You can define your own exceptions by extending \Exception or any base class you prefer:

namespace App\Exceptions;

class UnauthorizedException extends \Exception
{
}

You can also override the constructor of your custom exception to simplify message handling or pass additional data. This gives you full flexibility over how errors are represented and returned.

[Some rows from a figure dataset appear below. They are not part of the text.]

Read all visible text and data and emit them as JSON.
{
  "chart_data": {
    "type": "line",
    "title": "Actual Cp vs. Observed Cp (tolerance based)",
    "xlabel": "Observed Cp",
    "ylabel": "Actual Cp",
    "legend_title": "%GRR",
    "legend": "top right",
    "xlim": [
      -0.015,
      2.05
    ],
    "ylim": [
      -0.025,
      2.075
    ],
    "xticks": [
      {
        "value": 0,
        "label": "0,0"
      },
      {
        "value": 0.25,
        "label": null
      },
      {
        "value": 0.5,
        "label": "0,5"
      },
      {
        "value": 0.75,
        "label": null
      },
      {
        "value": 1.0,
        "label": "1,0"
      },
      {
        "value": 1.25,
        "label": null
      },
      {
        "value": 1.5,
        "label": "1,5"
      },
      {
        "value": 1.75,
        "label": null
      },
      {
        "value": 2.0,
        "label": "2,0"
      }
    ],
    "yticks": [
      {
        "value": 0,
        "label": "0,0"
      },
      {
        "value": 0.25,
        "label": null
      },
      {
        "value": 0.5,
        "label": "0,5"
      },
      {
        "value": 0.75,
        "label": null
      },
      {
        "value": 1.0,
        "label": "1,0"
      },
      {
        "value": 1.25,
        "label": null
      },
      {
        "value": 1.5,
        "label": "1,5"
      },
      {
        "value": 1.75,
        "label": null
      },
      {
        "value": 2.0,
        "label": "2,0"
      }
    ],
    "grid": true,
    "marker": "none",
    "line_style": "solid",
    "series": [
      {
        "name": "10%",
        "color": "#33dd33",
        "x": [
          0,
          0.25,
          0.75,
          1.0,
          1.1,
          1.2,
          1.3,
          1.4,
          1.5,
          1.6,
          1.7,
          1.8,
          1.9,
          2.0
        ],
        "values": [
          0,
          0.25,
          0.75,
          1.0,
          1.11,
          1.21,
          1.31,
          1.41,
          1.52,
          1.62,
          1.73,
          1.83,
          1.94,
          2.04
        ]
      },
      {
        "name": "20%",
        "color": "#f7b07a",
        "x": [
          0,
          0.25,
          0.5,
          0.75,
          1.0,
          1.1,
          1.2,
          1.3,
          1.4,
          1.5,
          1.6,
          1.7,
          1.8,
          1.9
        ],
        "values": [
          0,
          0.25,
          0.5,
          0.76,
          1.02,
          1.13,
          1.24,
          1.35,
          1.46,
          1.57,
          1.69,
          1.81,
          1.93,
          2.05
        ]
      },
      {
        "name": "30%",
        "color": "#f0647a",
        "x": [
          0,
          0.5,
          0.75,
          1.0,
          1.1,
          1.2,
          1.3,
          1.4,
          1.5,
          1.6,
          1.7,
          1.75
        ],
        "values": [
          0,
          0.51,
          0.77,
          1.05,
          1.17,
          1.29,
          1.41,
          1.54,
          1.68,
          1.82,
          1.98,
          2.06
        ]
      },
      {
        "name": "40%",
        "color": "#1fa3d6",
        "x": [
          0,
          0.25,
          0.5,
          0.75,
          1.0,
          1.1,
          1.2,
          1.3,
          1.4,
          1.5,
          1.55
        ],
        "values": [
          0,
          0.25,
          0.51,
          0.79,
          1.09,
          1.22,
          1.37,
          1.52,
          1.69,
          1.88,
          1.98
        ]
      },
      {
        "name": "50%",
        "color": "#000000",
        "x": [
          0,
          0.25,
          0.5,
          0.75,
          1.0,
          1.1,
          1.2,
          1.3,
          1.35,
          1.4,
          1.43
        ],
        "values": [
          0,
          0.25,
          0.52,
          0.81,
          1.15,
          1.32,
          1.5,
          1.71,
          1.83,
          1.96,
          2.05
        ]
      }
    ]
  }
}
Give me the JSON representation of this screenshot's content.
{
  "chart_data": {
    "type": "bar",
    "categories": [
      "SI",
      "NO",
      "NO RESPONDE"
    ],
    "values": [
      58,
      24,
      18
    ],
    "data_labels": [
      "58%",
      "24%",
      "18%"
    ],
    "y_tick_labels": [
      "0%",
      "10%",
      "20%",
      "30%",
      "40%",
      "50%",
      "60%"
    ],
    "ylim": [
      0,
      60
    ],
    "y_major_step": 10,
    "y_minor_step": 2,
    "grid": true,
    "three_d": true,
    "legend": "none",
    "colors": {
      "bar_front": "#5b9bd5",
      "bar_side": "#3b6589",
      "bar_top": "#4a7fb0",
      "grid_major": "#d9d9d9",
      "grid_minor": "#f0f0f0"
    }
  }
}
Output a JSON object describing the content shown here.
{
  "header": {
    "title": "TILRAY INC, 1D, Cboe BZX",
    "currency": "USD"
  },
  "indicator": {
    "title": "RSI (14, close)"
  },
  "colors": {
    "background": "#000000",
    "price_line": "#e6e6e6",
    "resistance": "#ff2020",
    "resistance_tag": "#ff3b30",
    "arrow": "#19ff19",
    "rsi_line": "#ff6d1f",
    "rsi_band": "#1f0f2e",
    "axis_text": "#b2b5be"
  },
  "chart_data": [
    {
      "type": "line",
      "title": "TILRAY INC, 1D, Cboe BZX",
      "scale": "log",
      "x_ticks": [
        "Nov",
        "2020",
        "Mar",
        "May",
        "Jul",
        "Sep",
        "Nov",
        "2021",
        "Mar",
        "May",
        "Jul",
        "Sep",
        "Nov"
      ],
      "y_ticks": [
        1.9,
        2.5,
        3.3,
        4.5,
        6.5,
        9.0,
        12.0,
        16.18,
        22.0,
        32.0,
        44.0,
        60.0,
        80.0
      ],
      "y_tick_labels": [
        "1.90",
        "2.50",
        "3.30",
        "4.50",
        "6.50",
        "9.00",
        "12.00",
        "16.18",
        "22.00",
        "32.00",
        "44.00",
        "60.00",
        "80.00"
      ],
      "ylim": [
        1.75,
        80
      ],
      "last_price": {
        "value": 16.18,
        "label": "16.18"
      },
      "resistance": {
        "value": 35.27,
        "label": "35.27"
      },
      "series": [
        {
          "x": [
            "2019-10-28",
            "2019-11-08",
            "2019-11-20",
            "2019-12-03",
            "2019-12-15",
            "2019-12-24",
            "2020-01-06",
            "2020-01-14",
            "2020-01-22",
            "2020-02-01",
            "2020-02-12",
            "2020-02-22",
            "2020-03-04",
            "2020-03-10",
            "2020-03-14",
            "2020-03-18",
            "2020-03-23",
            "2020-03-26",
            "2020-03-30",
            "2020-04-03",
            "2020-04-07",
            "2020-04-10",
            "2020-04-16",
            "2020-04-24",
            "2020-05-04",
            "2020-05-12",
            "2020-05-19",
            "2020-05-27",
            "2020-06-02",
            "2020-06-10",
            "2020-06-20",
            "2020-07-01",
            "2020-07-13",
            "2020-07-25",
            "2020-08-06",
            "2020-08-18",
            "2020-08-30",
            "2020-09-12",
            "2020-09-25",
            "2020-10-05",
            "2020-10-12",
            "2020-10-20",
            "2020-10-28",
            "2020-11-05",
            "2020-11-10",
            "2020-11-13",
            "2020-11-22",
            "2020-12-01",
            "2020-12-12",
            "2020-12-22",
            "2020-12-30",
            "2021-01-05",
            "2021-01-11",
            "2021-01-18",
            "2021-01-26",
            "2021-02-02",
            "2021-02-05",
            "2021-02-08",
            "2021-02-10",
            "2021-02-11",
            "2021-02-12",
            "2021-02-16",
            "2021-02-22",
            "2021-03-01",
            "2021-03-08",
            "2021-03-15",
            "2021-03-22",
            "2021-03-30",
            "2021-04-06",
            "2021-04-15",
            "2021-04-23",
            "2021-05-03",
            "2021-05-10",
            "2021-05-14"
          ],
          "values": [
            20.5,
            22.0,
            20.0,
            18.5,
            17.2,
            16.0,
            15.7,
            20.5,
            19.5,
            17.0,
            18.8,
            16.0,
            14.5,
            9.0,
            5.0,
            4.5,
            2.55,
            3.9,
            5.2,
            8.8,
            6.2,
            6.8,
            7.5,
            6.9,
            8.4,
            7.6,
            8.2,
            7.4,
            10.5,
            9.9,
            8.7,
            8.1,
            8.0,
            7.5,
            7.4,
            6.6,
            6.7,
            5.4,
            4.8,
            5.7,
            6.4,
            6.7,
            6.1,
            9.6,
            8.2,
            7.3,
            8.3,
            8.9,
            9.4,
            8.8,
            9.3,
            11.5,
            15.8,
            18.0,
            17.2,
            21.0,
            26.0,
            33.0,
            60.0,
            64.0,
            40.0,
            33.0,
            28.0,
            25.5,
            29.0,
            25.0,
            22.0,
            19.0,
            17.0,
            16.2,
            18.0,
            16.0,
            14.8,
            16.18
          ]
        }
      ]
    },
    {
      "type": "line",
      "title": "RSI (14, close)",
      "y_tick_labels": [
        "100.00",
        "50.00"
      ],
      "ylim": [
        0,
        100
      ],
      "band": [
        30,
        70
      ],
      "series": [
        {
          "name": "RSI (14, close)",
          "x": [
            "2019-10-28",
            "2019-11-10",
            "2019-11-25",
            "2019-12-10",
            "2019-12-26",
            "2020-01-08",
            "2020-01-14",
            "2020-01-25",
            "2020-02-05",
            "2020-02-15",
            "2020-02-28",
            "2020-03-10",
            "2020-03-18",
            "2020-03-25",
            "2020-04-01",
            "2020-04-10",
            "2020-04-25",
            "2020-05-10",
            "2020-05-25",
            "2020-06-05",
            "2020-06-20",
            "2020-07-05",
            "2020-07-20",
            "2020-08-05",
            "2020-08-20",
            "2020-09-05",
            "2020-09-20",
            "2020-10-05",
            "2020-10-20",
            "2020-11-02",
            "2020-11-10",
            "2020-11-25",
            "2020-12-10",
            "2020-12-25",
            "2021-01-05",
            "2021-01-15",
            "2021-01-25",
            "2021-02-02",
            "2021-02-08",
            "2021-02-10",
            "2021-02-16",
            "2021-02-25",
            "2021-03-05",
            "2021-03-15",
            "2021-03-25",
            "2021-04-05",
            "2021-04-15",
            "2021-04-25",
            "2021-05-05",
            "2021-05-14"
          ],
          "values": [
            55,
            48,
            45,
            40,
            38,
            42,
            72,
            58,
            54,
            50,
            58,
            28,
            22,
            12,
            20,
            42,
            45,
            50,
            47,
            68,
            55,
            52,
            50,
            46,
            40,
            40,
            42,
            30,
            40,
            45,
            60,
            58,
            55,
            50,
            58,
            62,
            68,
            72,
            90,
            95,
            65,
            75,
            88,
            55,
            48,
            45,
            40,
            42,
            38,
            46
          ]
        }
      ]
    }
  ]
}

⚙️ Built-in Exception Support

Beauty Framework provides built-in support for:

  • ValidationException — auto-thrown from ValidatedRequest
  • HttpException — base exception for manual responses

The exception system is extremely flexible — you can define and handle any exception type the way you want, whether globally in the worker or locally in your code. No strict interface or inheritance is required.

⚙️ Custom Exception Flow

If you need full control over how specific exceptions are handled, you can customize the error flow in your workers/http-worker.php file. For example:

if ($psrRequest = $worker->waitRequest()) {
try {
// ...handle request and convert to HttpRequest
$response = $app->handle($request);
$worker->respond($response);
} catch (ValidationException $e) {
$worker->respond(new JsonResponse(400, new ValidationResponse($e->getMessage(), $e->getFails())));
} catch (UnauthorizedException $e) {
$worker->respond(new JsonResponse(401, new ErrorResponse($e->getMessage())));
} catch (Throwable $e) {
$worker->respond(new JsonResponse(500, new ErrorResponse($e->getMessage())));
$worker->getWorker()->error((string)$e);
}
}

This allows you to define precise responses for each exception type.

💡 Notes

  • Exceptions short-circuit the pipeline — no further middleware or controller logic will be executed
  • You can return different status codes for different exception types
  • Logs and error reporting are handled globally

Use exceptions to clearly express failure conditions — and let the framework handle the rest.